Los valles que conforma la región son el Valle del Alagón, Valle del Ladrillar, Valle del Hurdano, Valle del Malvellido, Valle del Esperván y el Río de los Ángeles y del Ovejuela.

 

VALLE DEL ALAGÓN

Nuestro cuaderno de campo, como tal, ha de comenzar con las citas del primero de los grandes ríos que atañen a Las Hurdes y que es, ni más ni menos, que el Alagón, al que todos los demás tributan directa o indirectamente. Frontera natural entre tierras salmantinas y extremeñas en la zona nororiental de Las Hurdes, sus aguas nacen más al norte, en plena Sierra de Frades, junto a Frades de la Sierra y no lejos de Salamanca capital; ya en tierras extremeñas, es represado en el bello embalse de Gabriel y Galán, buscando después ciudades como Galisteo y Coria para ir a volcar sus aguas sobre el Tajo, en Alcántara.

Meandro del Alagon Las Hurdes.Era inevitable comenzar nuestro viaje por Las Hurdes descubriendo el Alagón, pues junto a Riomalo de Abajo produce una de las imágenes más divulgadas de la zona, la de uno de sus meandros, conocido como el Melero. Sin embargo, antes de contemplar el Melero otros paisajes recabaron nuestra atención, empezando por la desembocadura del Ladrillar, sobre el Alagón, muy cerca de Riomalo de Abajo, y siguiendo por la orilla salmantina que, desde la pista del inicio de la ruta, permitía adivinar un despoblado, entre olivos, cuya fisonomía era la de una típica aldea hurdana, para ratificar lo cual las casas que quedan en pie son de pizarra y el nombre que recibe es el de Alquería Cabaloria. El Alagón se retuerce en esta zona de forma inverosímil, consiguiendo sus meandros, sobre todo el Melero, acaparar la atención del observador por la espectacularidad del paisaje. El río discurre unos kilómetros haciendo de frontera, estando ocupado el lado salmantino por un espacio protegido, Arca y Buitrera, que es prolongación del Parque Natural de las Batuecas. No es complicado avistar buitres negros sobrevolando el lugar, incluso ver ciervos junto a las pistas, al atardecer, que primero observan curiosos la causa de los ruidos que perturban el sereno ambiente y después huyen a la carrera.

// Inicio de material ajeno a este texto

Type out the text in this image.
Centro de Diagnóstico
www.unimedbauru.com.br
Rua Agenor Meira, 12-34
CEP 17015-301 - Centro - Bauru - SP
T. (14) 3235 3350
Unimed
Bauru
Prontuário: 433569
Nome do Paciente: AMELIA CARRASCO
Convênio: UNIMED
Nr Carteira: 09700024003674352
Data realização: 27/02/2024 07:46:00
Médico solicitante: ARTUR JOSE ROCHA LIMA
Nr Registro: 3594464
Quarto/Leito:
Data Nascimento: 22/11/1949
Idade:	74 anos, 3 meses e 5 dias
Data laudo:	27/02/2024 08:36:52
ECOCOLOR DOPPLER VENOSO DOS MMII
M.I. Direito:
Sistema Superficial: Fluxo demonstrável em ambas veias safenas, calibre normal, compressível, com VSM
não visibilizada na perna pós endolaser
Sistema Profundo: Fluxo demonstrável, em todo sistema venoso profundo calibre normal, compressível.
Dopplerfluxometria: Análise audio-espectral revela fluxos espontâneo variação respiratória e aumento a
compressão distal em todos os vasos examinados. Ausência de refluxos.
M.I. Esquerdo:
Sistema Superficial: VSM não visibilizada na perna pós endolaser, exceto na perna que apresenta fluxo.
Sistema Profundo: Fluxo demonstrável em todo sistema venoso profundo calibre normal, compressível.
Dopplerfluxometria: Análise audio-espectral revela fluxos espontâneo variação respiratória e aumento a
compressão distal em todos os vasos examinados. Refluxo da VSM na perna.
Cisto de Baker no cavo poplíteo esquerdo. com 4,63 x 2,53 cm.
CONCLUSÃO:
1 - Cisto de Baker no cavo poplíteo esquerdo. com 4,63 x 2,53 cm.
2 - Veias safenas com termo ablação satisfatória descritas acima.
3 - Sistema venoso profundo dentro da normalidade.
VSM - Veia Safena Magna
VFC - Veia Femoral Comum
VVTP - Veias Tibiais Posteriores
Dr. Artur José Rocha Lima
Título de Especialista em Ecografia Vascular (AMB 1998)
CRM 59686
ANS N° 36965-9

Es fácil descender al curso del Alagón desde Riomalo de Abajo, tal y como hicimos por uno de los ramales que parten de la pista que marca el recorrido; de hecho existe una zona desde la que se puede alcanzar el río y dar un paseo en barca hacia el embalse de Gabriel y Galán y hacia Granadilla, un bellísimo lugar, casi aislado sobre el pantano, cuyas murallas han cerrado desde la Edad Media el conjunto, dejando fuera sólo puentes y tapias, hoy anegados por las aguas; la expropiación de las casas y el abandono estuvieron a punto de acabar con el lugar, cuyo deterioro finalizó con la declaración de Conjunto Histórico y con un programa de rehabilitación que aún sigue en marcha y que ha devuelto la fisonomía a las murallas, a su torre-castillo y a parte de sus calles y casas.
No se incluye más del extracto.